Commonly known with digital computers as "overflow" ?
If TO-matics is an idealization of overflow, then it _is_ consistent
anyway. Sad for you :-(

Han de Bruijn

From: Han de Bruijn on
Tony Orlow wrote:

> Your axiom system is a farse.

I'd rather think it is a farce.

Han de Bruijn

From: Han de Bruijn on
MoeBlee wrote:

> Han de Bruijn wrote:
>
>>It's a priorities issue. Do axioms have to dictate what constructivism
>>should be like? Should constructivism be tailored to the objectives of
>>axiomatics? I think not.
>
> Fine, but if you don't give a formal system, then your mathematical
> arguments are not subject to the objectivity of evaluation that
> arguments backed up by formal systems are subject to.

Exactly! Constructivism is not Formalism.

Han de Bruijn

From: Han de Bruijn on
stephen(a)nomail.com wrote:

> So why is it okay to end up with zero balls, when you never remove
> any at all, but it is not okay to end up with zero balls when
> each ball is clearly removed at a definite time?

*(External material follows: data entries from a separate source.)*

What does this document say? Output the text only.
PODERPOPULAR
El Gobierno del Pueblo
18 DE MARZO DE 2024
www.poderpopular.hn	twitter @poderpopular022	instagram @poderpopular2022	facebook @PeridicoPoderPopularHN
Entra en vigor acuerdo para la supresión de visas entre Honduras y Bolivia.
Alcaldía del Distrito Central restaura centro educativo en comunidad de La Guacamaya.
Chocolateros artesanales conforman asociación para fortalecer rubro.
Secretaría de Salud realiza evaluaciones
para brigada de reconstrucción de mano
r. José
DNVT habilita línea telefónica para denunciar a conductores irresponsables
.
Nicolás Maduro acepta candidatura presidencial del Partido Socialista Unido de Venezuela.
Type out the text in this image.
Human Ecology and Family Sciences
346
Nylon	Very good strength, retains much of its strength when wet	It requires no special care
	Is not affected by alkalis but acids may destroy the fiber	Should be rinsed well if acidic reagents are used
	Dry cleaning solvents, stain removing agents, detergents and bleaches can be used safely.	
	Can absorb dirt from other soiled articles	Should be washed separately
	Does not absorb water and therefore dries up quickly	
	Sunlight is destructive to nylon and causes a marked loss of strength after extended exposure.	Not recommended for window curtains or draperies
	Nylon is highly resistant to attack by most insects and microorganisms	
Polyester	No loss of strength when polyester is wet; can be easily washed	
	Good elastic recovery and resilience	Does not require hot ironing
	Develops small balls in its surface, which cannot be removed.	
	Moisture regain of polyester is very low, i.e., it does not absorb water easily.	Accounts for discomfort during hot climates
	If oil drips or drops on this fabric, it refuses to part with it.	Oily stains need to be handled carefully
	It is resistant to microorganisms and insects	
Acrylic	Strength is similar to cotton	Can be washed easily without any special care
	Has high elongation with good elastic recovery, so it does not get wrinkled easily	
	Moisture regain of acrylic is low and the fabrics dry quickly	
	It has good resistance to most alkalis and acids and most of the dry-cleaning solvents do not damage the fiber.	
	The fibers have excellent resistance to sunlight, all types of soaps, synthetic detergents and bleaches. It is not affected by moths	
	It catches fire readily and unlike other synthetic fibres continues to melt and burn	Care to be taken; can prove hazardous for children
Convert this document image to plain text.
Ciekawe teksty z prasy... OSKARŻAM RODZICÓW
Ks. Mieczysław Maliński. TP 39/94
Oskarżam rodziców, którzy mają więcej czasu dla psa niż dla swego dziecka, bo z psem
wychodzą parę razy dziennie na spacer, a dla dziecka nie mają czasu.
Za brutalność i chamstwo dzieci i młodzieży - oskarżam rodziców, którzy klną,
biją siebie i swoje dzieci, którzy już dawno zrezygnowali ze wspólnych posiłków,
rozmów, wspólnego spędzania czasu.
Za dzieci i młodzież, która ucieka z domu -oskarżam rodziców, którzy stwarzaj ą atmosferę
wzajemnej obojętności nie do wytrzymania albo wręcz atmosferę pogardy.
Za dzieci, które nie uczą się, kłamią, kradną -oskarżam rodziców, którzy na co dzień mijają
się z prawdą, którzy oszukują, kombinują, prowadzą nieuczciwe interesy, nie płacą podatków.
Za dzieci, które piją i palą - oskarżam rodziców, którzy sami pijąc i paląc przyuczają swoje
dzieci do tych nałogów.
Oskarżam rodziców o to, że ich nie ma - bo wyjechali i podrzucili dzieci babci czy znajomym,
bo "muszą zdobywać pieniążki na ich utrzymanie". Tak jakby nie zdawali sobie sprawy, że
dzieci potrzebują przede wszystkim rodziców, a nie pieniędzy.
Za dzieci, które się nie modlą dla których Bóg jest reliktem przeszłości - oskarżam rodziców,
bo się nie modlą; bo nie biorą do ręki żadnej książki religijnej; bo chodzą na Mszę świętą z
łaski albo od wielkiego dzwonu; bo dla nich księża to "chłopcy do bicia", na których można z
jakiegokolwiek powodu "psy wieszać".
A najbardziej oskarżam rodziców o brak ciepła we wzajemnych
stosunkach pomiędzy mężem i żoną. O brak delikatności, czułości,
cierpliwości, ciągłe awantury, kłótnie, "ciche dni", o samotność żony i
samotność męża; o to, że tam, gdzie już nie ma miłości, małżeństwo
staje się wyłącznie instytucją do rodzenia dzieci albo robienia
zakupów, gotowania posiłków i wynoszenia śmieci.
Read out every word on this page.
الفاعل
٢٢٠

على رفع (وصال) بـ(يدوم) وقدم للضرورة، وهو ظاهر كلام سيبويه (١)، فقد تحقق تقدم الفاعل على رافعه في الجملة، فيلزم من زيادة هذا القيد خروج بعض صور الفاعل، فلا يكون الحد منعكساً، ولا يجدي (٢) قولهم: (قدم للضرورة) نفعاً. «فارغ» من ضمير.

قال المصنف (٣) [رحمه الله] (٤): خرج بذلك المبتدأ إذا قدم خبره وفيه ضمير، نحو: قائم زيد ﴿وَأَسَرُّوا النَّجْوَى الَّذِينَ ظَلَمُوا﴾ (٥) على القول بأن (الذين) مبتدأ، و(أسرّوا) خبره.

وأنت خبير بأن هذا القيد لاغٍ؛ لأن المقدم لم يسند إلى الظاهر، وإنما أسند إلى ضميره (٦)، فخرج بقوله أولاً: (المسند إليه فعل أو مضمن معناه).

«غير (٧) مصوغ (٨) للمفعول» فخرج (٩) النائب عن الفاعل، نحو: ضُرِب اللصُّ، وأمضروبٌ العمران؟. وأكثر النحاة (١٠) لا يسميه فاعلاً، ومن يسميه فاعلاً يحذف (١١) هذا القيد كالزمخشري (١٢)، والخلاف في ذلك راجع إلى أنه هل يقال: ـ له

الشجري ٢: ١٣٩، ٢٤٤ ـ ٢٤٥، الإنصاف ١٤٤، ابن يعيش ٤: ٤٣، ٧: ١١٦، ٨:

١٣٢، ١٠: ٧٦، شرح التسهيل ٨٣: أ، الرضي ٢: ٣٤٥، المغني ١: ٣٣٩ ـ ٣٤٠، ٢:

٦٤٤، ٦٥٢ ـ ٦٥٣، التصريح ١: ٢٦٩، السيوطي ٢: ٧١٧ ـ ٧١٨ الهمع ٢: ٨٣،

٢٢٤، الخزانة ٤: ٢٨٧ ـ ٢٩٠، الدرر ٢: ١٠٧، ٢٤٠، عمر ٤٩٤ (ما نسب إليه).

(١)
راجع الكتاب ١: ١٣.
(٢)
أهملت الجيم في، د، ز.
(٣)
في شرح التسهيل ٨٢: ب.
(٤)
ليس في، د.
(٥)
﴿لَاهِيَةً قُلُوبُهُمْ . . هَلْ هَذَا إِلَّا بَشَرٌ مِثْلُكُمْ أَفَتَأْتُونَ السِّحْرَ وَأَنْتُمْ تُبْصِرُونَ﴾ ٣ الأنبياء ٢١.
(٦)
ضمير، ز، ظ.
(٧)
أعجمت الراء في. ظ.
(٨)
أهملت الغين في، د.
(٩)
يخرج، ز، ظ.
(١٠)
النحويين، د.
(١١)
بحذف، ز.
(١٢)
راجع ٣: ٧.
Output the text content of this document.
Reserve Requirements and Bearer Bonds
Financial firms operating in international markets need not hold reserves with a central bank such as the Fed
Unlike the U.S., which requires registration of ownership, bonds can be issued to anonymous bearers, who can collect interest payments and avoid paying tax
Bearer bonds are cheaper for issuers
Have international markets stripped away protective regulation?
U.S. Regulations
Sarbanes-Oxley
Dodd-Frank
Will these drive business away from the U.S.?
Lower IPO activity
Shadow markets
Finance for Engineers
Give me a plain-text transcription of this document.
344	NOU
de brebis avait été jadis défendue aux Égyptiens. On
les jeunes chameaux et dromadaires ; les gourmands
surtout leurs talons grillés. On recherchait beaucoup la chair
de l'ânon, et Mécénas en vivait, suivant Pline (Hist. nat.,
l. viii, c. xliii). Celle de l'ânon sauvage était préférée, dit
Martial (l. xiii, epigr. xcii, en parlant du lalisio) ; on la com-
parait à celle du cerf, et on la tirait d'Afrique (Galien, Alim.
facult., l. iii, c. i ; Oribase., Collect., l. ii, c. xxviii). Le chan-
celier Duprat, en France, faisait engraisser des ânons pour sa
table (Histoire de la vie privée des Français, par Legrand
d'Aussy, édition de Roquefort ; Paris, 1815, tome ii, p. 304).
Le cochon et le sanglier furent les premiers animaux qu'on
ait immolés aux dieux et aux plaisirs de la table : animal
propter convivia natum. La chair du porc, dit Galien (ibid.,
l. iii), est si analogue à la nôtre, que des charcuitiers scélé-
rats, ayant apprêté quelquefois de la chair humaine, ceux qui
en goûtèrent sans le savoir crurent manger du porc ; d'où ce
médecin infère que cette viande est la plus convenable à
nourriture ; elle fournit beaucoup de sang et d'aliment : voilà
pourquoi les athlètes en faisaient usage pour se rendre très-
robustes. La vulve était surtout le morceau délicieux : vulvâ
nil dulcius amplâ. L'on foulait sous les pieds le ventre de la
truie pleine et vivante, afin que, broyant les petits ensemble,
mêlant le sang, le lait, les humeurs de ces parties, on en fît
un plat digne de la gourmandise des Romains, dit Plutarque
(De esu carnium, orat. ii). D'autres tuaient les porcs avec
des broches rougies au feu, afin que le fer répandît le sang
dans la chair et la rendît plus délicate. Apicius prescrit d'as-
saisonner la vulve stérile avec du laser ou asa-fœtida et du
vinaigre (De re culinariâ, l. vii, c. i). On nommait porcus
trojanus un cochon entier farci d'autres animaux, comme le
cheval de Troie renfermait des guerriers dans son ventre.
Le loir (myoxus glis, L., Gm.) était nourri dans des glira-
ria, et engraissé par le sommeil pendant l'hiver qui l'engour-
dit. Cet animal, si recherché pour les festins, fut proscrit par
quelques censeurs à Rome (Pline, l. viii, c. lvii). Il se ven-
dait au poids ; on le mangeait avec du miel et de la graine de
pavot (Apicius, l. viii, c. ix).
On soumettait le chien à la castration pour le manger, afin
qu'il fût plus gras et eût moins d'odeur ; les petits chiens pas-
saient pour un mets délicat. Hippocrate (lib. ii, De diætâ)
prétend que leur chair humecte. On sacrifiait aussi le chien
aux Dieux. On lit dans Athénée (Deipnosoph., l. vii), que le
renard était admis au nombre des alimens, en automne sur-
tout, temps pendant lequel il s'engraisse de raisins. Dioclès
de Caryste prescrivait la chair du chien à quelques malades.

Why is it not okay to approach the infinite otherwise than via the limit
concept? Applied to a _finite_ sequence of events?

Han de Bruijn

From: Han de Bruijn on
MoeBlee wrote:

> Tony Orlow wrote:
>
>>You might want to expand your reading.
>
> That's rich coming from a guy who hasn't read a single book on
> mathematical logic or set theory.

That's rich coming from a guy who hasn't read _anything else_ than books
on mathematical logic or set theory.

Han de Bruijn